The Scotch Whisky Association took a case, backed by representative bodies including Spirits Europe, to the ECJ against efforts to impose minimum alcohol pricing in Scotland.

In September, the ECJ's advocate general, Yves Bot, published an opinion on that case that will make efforts to impose minimum pricing extremely difficult.

Bot's legal opinions are typically adopted by ECJ judges when making rulings. Bot said that increased taxation on alcohol is likely to be a more effective measure in protecting public health, and that minimum pricing may even be perceived as being discriminatory.

He said the Scottish government would only be able to consider imposing a minimum price if it can be shown that higher taxes fail to achieve the desired public health impact.

Paul Skehan, the Brussels-based director general of Spirits Europe, told the Sunday Independent that the organisation would be prepared to support legal action against efforts to introduce minimum unit alcohol pricing in Ireland if necessary. The Irish Spirits Association is a member of the European body.
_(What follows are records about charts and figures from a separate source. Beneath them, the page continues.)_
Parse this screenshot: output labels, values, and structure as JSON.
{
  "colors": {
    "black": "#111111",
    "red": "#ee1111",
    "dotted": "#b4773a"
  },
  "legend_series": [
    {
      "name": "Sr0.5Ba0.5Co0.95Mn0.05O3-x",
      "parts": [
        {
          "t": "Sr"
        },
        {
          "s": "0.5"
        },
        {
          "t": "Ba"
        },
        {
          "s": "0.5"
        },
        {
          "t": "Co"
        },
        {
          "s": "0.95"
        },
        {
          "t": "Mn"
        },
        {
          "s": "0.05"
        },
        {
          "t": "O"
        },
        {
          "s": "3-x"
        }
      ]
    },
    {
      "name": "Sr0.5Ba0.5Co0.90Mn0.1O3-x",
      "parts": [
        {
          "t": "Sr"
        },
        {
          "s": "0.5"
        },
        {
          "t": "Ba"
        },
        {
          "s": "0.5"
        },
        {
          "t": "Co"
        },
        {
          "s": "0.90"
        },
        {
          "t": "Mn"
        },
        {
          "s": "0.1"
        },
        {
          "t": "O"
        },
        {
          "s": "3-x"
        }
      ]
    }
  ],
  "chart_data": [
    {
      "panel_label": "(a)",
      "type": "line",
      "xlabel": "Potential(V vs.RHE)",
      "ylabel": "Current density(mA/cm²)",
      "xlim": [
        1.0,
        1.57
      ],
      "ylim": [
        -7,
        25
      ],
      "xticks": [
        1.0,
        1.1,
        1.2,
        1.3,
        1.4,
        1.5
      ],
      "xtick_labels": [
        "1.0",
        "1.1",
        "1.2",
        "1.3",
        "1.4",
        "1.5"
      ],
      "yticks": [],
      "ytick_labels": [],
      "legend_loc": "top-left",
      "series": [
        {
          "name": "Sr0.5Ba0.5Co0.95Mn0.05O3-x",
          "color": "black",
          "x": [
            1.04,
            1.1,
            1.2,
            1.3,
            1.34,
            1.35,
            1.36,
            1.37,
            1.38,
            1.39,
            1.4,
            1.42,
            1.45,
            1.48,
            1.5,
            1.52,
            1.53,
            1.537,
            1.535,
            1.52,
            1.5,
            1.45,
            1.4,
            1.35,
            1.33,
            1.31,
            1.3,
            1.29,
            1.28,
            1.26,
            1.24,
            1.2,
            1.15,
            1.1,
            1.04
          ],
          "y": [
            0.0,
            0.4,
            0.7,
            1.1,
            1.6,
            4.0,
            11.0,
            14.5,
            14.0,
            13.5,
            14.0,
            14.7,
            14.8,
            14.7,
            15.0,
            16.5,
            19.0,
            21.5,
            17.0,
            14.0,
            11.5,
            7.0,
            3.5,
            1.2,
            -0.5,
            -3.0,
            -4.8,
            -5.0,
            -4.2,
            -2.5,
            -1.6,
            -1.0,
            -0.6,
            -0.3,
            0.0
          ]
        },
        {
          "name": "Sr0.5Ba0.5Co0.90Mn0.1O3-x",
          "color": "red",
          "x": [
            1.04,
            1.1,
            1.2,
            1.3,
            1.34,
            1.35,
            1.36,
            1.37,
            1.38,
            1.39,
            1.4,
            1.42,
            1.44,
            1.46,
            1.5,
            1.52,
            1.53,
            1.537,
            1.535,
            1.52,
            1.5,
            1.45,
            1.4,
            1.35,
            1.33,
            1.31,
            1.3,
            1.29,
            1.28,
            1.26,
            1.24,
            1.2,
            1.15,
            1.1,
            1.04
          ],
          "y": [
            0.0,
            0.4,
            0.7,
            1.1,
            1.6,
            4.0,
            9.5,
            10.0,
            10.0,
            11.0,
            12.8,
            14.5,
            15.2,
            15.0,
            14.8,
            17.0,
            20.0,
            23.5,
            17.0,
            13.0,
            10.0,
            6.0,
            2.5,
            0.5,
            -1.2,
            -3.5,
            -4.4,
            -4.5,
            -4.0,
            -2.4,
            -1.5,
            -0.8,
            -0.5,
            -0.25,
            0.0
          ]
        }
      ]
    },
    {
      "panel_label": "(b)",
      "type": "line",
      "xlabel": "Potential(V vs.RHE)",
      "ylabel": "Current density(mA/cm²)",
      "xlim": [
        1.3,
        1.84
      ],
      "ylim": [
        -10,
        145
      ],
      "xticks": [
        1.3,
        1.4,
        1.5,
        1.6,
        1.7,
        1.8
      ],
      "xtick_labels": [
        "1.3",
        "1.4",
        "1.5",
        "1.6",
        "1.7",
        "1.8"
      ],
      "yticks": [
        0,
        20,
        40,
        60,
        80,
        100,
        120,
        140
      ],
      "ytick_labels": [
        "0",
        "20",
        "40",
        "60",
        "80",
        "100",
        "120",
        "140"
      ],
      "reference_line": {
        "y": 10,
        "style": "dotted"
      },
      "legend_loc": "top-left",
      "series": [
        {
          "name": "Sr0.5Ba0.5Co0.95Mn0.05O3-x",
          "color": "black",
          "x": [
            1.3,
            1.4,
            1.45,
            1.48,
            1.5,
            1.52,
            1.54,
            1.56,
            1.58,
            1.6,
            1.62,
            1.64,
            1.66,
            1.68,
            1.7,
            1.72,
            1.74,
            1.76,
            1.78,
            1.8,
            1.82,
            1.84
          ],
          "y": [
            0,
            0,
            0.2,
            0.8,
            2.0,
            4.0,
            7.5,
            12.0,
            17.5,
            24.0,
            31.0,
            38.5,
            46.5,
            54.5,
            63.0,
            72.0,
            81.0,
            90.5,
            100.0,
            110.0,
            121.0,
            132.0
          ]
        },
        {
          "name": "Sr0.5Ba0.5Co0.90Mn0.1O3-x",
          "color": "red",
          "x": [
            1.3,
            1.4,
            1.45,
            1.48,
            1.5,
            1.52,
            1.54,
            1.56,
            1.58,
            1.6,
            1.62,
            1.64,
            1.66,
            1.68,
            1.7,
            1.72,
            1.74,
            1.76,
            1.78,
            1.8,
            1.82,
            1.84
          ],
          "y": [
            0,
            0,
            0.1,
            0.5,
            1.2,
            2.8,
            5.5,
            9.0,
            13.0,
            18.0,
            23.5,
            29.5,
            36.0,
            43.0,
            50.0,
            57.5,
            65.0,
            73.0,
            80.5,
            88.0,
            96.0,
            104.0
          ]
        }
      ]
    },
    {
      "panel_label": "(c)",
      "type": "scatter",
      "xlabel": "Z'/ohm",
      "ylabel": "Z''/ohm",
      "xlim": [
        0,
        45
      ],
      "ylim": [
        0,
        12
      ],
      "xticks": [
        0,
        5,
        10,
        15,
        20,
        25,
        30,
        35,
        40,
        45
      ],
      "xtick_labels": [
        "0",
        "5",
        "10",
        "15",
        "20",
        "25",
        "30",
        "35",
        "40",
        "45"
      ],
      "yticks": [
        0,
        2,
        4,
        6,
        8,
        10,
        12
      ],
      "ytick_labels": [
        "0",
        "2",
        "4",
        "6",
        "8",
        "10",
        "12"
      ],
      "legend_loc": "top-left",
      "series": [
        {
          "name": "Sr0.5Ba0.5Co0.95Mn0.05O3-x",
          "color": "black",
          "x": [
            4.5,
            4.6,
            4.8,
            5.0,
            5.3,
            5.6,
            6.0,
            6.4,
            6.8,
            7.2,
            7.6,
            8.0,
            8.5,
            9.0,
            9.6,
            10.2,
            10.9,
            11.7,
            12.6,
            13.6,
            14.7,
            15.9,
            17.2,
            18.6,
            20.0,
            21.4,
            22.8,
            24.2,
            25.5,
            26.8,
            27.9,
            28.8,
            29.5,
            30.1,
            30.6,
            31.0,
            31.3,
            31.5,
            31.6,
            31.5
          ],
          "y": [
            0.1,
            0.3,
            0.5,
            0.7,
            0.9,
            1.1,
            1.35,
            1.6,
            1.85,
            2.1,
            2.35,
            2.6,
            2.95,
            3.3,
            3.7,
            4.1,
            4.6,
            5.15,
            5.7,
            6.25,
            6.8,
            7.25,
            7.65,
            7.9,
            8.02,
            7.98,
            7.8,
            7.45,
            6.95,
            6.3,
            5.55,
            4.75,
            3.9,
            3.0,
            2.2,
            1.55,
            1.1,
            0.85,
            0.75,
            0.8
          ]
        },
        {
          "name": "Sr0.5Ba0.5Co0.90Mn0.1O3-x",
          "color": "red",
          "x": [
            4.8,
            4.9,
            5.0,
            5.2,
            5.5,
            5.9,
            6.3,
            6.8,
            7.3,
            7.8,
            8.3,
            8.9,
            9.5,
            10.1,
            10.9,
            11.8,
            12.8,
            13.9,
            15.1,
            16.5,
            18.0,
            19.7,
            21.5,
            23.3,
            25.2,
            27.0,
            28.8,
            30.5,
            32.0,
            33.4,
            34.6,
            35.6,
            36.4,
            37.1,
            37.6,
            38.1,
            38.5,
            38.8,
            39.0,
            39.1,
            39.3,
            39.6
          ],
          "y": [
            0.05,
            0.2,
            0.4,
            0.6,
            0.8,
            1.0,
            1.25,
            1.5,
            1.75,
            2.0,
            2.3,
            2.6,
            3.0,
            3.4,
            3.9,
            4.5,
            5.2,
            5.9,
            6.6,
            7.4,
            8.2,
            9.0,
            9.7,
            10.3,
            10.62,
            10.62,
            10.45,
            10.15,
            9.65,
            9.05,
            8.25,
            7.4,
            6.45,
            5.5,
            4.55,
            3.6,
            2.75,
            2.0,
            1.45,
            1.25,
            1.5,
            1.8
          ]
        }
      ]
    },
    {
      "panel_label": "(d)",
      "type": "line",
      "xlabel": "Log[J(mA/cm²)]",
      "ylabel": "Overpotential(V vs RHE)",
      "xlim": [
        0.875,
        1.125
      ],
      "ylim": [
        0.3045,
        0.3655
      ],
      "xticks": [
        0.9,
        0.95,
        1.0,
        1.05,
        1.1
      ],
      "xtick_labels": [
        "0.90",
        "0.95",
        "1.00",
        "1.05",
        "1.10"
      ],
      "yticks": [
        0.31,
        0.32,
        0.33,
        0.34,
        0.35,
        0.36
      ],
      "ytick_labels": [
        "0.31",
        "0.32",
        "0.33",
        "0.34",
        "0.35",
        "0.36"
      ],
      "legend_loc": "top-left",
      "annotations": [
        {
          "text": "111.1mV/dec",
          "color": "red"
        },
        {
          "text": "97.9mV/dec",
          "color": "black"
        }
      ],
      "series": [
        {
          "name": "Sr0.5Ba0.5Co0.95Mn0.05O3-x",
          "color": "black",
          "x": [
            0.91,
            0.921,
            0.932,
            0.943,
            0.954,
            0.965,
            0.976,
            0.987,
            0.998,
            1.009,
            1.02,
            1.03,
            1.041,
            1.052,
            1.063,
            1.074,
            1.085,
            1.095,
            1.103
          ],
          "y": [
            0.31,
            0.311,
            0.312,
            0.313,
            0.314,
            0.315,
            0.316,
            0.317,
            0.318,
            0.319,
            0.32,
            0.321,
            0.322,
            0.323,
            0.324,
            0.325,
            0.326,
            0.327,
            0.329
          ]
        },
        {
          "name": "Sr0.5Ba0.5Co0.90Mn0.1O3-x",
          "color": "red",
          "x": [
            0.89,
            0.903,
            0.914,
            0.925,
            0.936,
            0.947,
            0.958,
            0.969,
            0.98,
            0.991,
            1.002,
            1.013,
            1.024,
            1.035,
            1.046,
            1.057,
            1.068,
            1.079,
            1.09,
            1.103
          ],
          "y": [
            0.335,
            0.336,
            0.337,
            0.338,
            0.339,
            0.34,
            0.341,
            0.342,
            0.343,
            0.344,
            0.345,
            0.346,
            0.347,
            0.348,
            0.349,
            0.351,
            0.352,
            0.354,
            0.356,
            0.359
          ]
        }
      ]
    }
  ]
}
Skehan - a former head of the Chambers of Commerce of Ireland - claimed that the minimum pricing issue is a "bit of a red herring" and that it wouldn't necessarily lead to better health outcomes.

He maintained that modifications to cultural behaviour and societal change would be a better focus for policy makers.

But the Government has insisted that minimum alcohol pricing would save hundreds of lives a year and free up crucial space at hospitals.

Health Minister Leo Varadkar - who is leading the charge to introduce minimum alcohol pricing - wants to eradicate below-cost selling of alcohol, which he believes is fuelling alcohol abuse in Ireland.

The planned new laws here could result in the minimum price for a bottle of wine being set at €8.80, and €2.20 for a can of beer. The legislation will also tackle alcohol marketing and introduce warnings on packaging.

The Vintners Federation of Ireland - which represents publicans outside Dublin - supports the introduction of minimum price legislation.

"It's not the silver bullet," said Skehan of the minimum pricing plan. He said he expects the ECJ's ruling just over two weeks from now to "draw a line under" the issue.

He added that he doesn't see how the Government here can expect to introduce legislation given the likely ruling from the Luxembourg court.